Lauréat d’une bourse du Conseil européen de la recherche (ERC), le physicien Philippe Coussot a développé ses recherches au sein du laboratoire Navier de l’Université Gustave Eiffel. Ses travaux en rhéologie font référence à l’échelle mondiale et il s’intéresse aujourd’hui aux milieux poreux. Entretien avec un chercheur toujours avide de nouvelles explorations.

Comment votre vocation de chercheur s’est-elle affirmée ?


Au départ, je ne me dirigeais pas vers la recherche. À ma sortie de l’école Polytechnique, intégré dans le corps des ingénieurs des Eaux et Forêts, j’aspirais avant tout à un poste qui me permettrait de vivre près de la montagne. L’élément déclencheur a été un stage à l’ONF (Office national des forêts) de Chambéry.

Des coulées de boues se sont produites dans la commune de Modane : elles ont envahi la zone industrielle, y provoquant d’importants dégâts. Ce phénomène, appelé laves torrentielles, survient lorsque ces boues très visqueuses qui se forment en amont du bassin versant sortent du lit du torrent dans la vallée.

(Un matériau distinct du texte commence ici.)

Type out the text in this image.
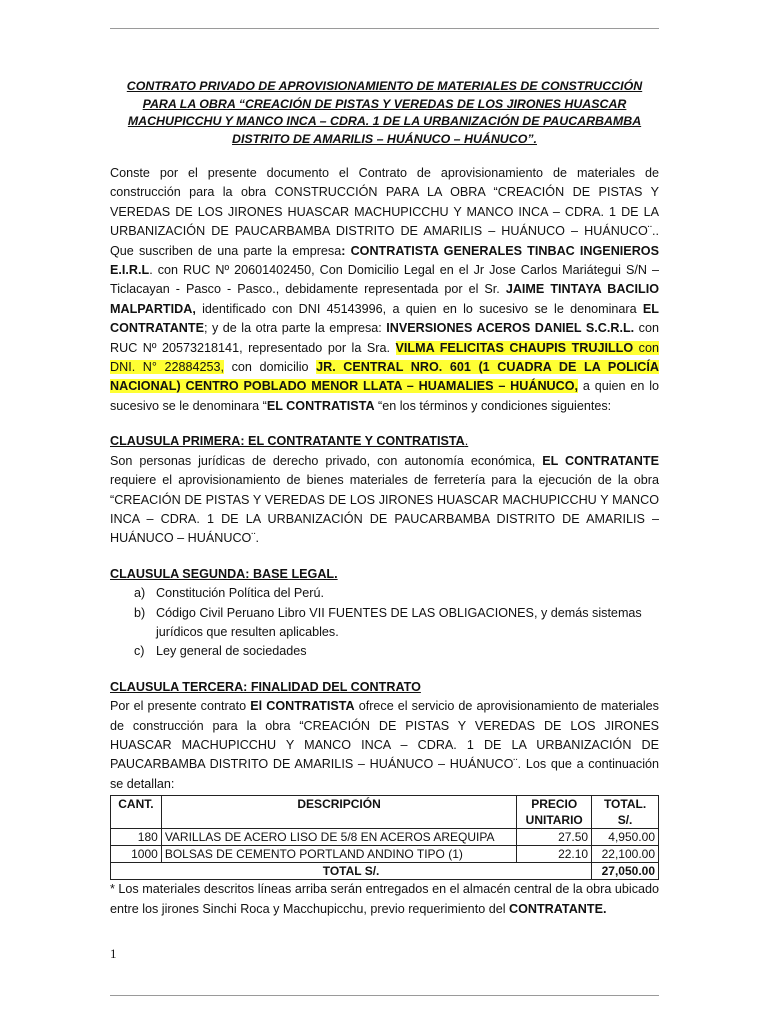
CONTRATO PRIVADO DE APROVISIONAMIENTO DE MATERIALES DE CONSTRUCCIÓN PARA LA OBRA “CREACIÓN DE PISTAS Y VEREDAS DE LOS JIRONES HUASCAR MACHUPICCHU Y MANCO INCA – CDRA. 1 DE LA URBANIZACIÓN DE PAUCARBAMBA DISTRITO DE AMARILIS – HUÁNUCO – HUÁNUCO”.

Conste por el presente documento el Contrato de aprovisionamiento de materiales de construcción para la obra CONSTRUCCIÓN PARA LA OBRA “CREACIÓN DE PISTAS Y VEREDAS DE LOS JIRONES HUASCAR MACHUPICCHU Y MANCO INCA – CDRA. 1 DE LA URBANIZACIÓN DE PAUCARBAMBA DISTRITO DE AMARILIS – HUÁNUCO – HUÁNUCO¨.. Que suscriben de una parte la empresa: CONTRATISTA GENERALES TINBAC INGENIEROS E.I.R.L. con RUC Nº 20601402450, Con Domicilio Legal en el Jr Jose Carlos Mariátegui S/N – Ticlacayan - Pasco - Pasco., debidamente representada por el Sr. JAIME TINTAYA BACILIO MALPARTIDA, identificado con DNI 45143996, a quien en lo sucesivo se le denominara EL CONTRATANTE; y de la otra parte la empresa: INVERSIONES ACEROS DANIEL S.C.R.L. con RUC Nº 20573218141, representado por la Sra. VILMA FELICITAS CHAUPIS TRUJILLO con DNI. N° 22884253, con domicilio JR. CENTRAL NRO. 601 (1 CUADRA DE LA POLICÍA NACIONAL) CENTRO POBLADO MENOR LLATA – HUAMALIES – HUÁNUCO, a quien en lo sucesivo se le denominara “EL CONTRATISTA “en los términos y condiciones siguientes:

CLAUSULA PRIMERA: EL CONTRATANTE Y CONTRATISTA.

Son personas jurídicas de derecho privado, con autonomía económica, EL CONTRATANTE requiere el aprovisionamiento de bienes materiales de ferretería para la ejecución de la obra “CREACIÓN DE PISTAS Y VEREDAS DE LOS JIRONES HUASCAR MACHUPICCHU Y MANCO INCA – CDRA. 1 DE LA URBANIZACIÓN DE PAUCARBAMBA DISTRITO DE AMARILIS – HUÁNUCO – HUÁNUCO¨.

CLAUSULA SEGUNDA: BASE LEGAL.
a) Constitución Política del Perú.
b) Código Civil Peruano Libro VII FUENTES DE LAS OBLIGACIONES, y demás sistemas jurídicos que resulten aplicables.
c) Ley general de sociedades
CLAUSULA TERCERA: FINALIDAD DEL CONTRATO

Por el presente contrato El CONTRATISTA ofrece el servicio de aprovisionamiento de materiales de construcción para la obra “CREACIÓN DE PISTAS Y VEREDAS DE LOS JIRONES HUASCAR MACHUPICCHU Y MANCO INCA – CDRA. 1 DE LA URBANIZACIÓN DE PAUCARBAMBA DISTRITO DE AMARILIS – HUÁNUCO – HUÁNUCO¨. Los que a continuación se detallan:

CANT.	DESCRIPCIÓN	PRECIO UNITARIO	TOTAL. S/.
180	VARILLAS DE ACERO LISO DE 5/8 EN ACEROS AREQUIPA	27.50	4,950.00
1000	BOLSAS DE CEMENTO PORTLAND ANDINO TIPO (1)	22.10	22,100.00
TOTAL S/.			27,050.00

* Los materiales descritos líneas arriba serán entregados en el almacén central de la obra ubicado entre los jirones Sinchi Roca y Macchupicchu, previo requerimiento del CONTRATANTE.

1
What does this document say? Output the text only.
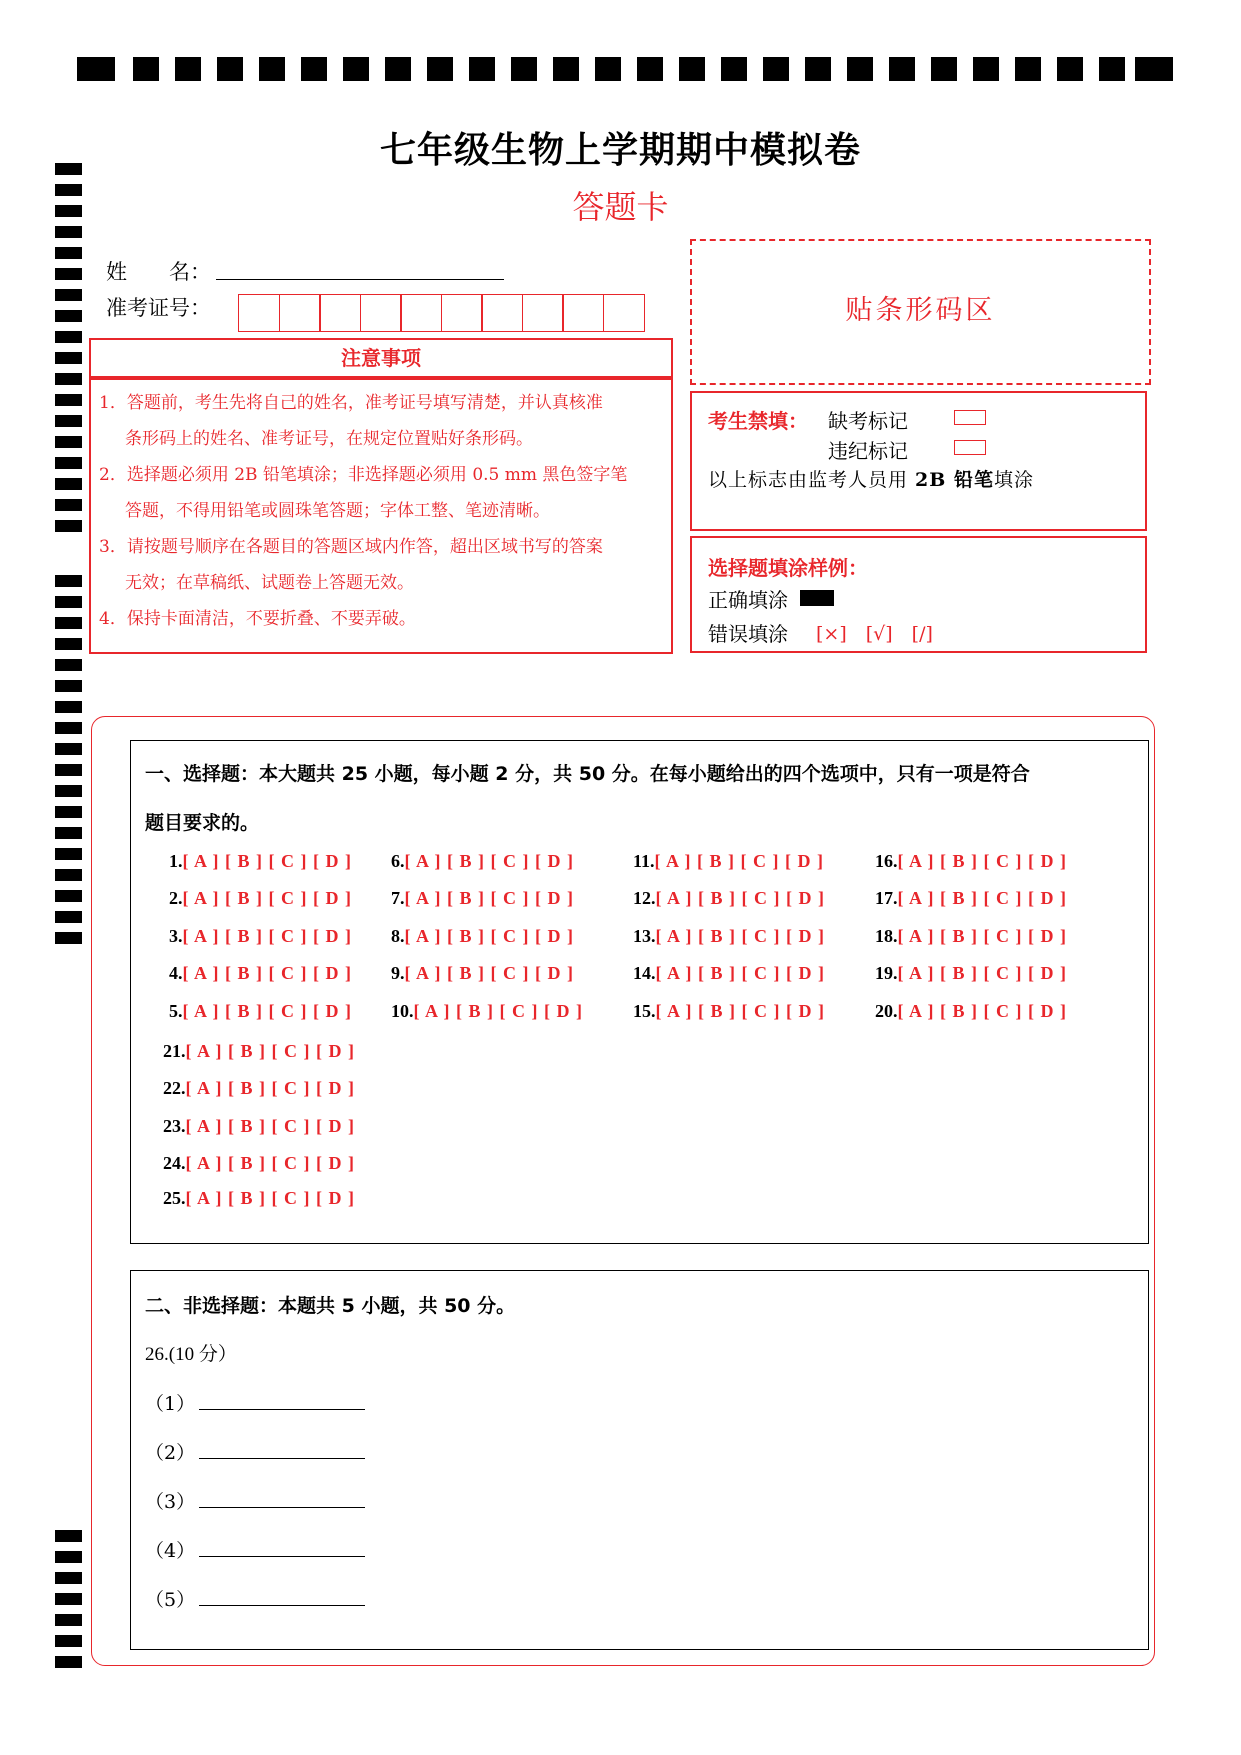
七年级生物上学期期中模拟卷
答题卡
姓　　名：
准考证号：	贴条形码区
注意事项

1．答题前，考生先将自己的姓名，准考证号填写清楚，并认真核准

条形码上的姓名、准考证号，在规定位置贴好条形码。

2．选择题必须用 2B 铅笔填涂；非选择题必须用 0.5 mm 黑色签字笔

答题，不得用铅笔或圆珠笔答题；字体工整、笔迹清晰。

3．请按题号顺序在各题目的答题区域内作答，超出区域书写的答案

无效；在草稿纸、试题卷上答题无效。

4．保持卡面清洁，不要折叠、不要弄破。

考生禁填： 缺考标记
违纪标记
以上标志由监考人员用 2B 铅笔填涂
选择题填涂样例：
正确填涂
错误填涂 [×]　[√]　[/]
一、选择题：本大题共 25 小题，每小题 2 分，共 50 分。在每小题给出的四个选项中，只有一项是符合
题目要求的。
1.[ A ] [ B ] [ C ] [ D ]
2.[ A ] [ B ] [ C ] [ D ]
3.[ A ] [ B ] [ C ] [ D ]
4.[ A ] [ B ] [ C ] [ D ]
5.[ A ] [ B ] [ C ] [ D ]
6.[ A ] [ B ] [ C ] [ D ]
7.[ A ] [ B ] [ C ] [ D ]
8.[ A ] [ B ] [ C ] [ D ]
9.[ A ] [ B ] [ C ] [ D ]
10.[ A ] [ B ] [ C ] [ D ]
11.[ A ] [ B ] [ C ] [ D ]
12.[ A ] [ B ] [ C ] [ D ]
13.[ A ] [ B ] [ C ] [ D ]
14.[ A ] [ B ] [ C ] [ D ]
15.[ A ] [ B ] [ C ] [ D ]
16.[ A ] [ B ] [ C ] [ D ]
17.[ A ] [ B ] [ C ] [ D ]
18.[ A ] [ B ] [ C ] [ D ]
19.[ A ] [ B ] [ C ] [ D ]
20.[ A ] [ B ] [ C ] [ D ]
21.[ A ] [ B ] [ C ] [ D ]
22.[ A ] [ B ] [ C ] [ D ]
23.[ A ] [ B ] [ C ] [ D ]
24.[ A ] [ B ] [ C ] [ D ]
25.[ A ] [ B ] [ C ] [ D ]
二、非选择题：本题共 5 小题，共 50 分。
26.(10 分）
（1）
（2）
（3）
（4）
（5）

Sur place, un ingénieur m’a expliqué que l’on ne disposait pas d’outils scientifiques pour décrire leurs écoulements et prédire les zones à risque. Durant ma formation, j’avais surtout fait de la physique théorique, qui concernait des objets que l’on ne peut ni voir ni toucher.

La recherche dans ce domaine m’intéressait peu. En revanche, me trouver face à un fluide aux caractéristiques inconnues a excité ma curiosité. J’ai entrevu la possibilité d’utiliser des savoirs que je maîtrisais pour comprendre des phénomènes physiques et résoudre des problèmes concrets. C’est ainsi que le comportement des laves torrentielles est devenu le sujet de ma thèse, soutenue en 1992.

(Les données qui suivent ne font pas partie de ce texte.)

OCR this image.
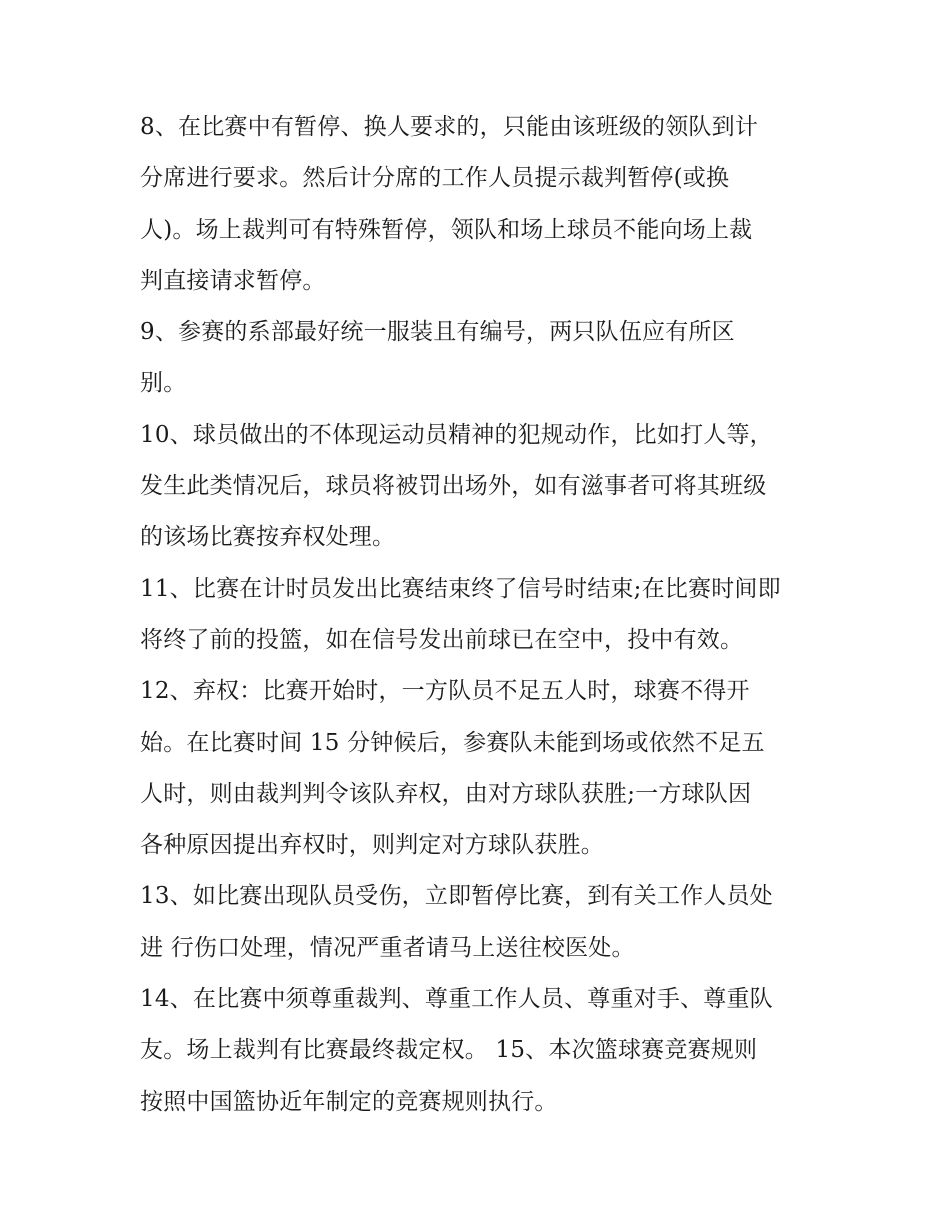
8、在比赛中有暂停、换人要求的，只能由该班级的领队到计
分席进行要求。然后计分席的工作人员提示裁判暂停(或换
人)。场上裁判可有特殊暂停，领队和场上球员不能向场上裁
判直接请求暂停。
9、参赛的系部最好统一服装且有编号，两只队伍应有所区
别。
10、球员做出的不体现运动员精神的犯规动作，比如打人等，
发生此类情况后，球员将被罚出场外，如有滋事者可将其班级
的该场比赛按弃权处理。
11、比赛在计时员发出比赛结束终了信号时结束;在比赛时间即
将终了前的投篮，如在信号发出前球已在空中，投中有效。
12、弃权：比赛开始时，一方队员不足五人时，球赛不得开
始。在比赛时间 15 分钟候后，参赛队未能到场或依然不足五
人时，则由裁判判令该队弃权，由对方球队获胜;一方球队因
各种原因提出弃权时，则判定对方球队获胜。
13、如比赛出现队员受伤，立即暂停比赛，到有关工作人员处
进 行伤口处理，情况严重者请马上送往校医处。
14、在比赛中须尊重裁判、尊重工作人员、尊重对手、尊重队
友。场上裁判有比赛最终裁定权。 15、本次篮球赛竞赛规则
按照中国篮协近年制定的竞赛规则执行。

D’ailleurs, mes travaux sur la prédiction de ces écoulements sont encore un peu utilisés aujourd’hui dans plusieurs pays, dont la France et l’Italie.

 

Pouvez-vous nous présenter les travaux que vous avez menés au sein du laboratoire Navier ?
 

Mon premier domaine de recherche a été la rhéologie, soit l’étude de la déformation et de l’écoulement de la matière. Je me suis essentiellement intéressé aux fluides à seuil, des matériaux dont la principale caractéristique est de pouvoir se déformer indéfiniment uniquement lorsqu’ils sont soumis à une contrainte supérieure à une valeur critique.

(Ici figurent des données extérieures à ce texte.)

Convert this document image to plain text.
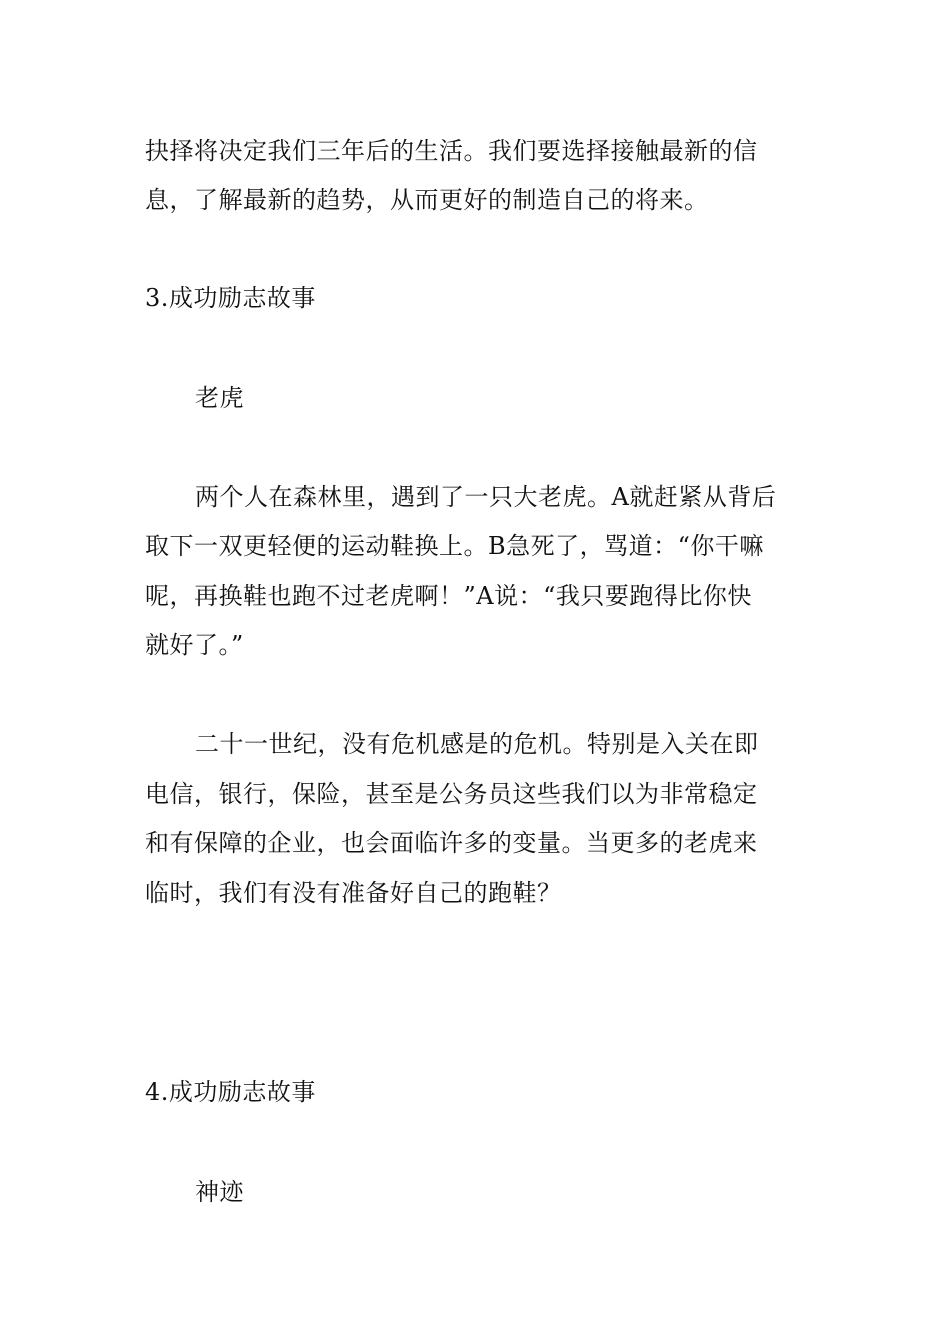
抉择将决定我们三年后的生活。我们要选择接触最新的信
息，了解最新的趋势，从而更好的制造自己的将来。
3.成功励志故事
老虎
两个人在森林里，遇到了一只大老虎。A就赶紧从背后
取下一双更轻便的运动鞋换上。B急死了，骂道：“你干嘛
呢，再换鞋也跑不过老虎啊！”A说：“我只要跑得比你快
就好了。”
二十一世纪，没有危机感是的危机。特别是入关在即
电信，银行，保险，甚至是公务员这些我们以为非常稳定
和有保障的企业，也会面临许多的变量。当更多的老虎来
临时，我们有没有准备好自己的跑鞋？
4.成功励志故事
神迹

Ce sont, par exemple, les mousses, crèmes, vernis, peintures, gels, ciments, mortiers, colles, bitumes, ou encore les pâtes agro-alimentaires. Ces matériaux échappent à la simple distinction entre solides et liquides et bien qu’ils nous soient très familiers, la science était alors assez peu développée dans ce domaine.

Les travaux menés ont conduit à des découvertes concernant le comportement, les techniques de caractérisation, les écoulements, les instabilités hydrodynamiques et la physique de ces matériaux.

Depuis une dizaine d’années, je m’intéresse également aux transports en milieux poreux : imbibition, séchage, transports de particules et diffusion dans des matériaux modèles, des matériaux du génie civil ou encore des végétaux.

Globalement, l’originalité de mon approche dans ce domaine a été de privilégier de manière systématique l’observation interne des phénomènes, principalement par l’utilisation de la résonance magnétique nucléaire (RMN et IRM). Elle a permis de renouveler leur modélisation, par rapport aux approches standards généralement basées sur des observations globales.

Je suis attaché aux retombées sociétales de l’expérimentation scientifique.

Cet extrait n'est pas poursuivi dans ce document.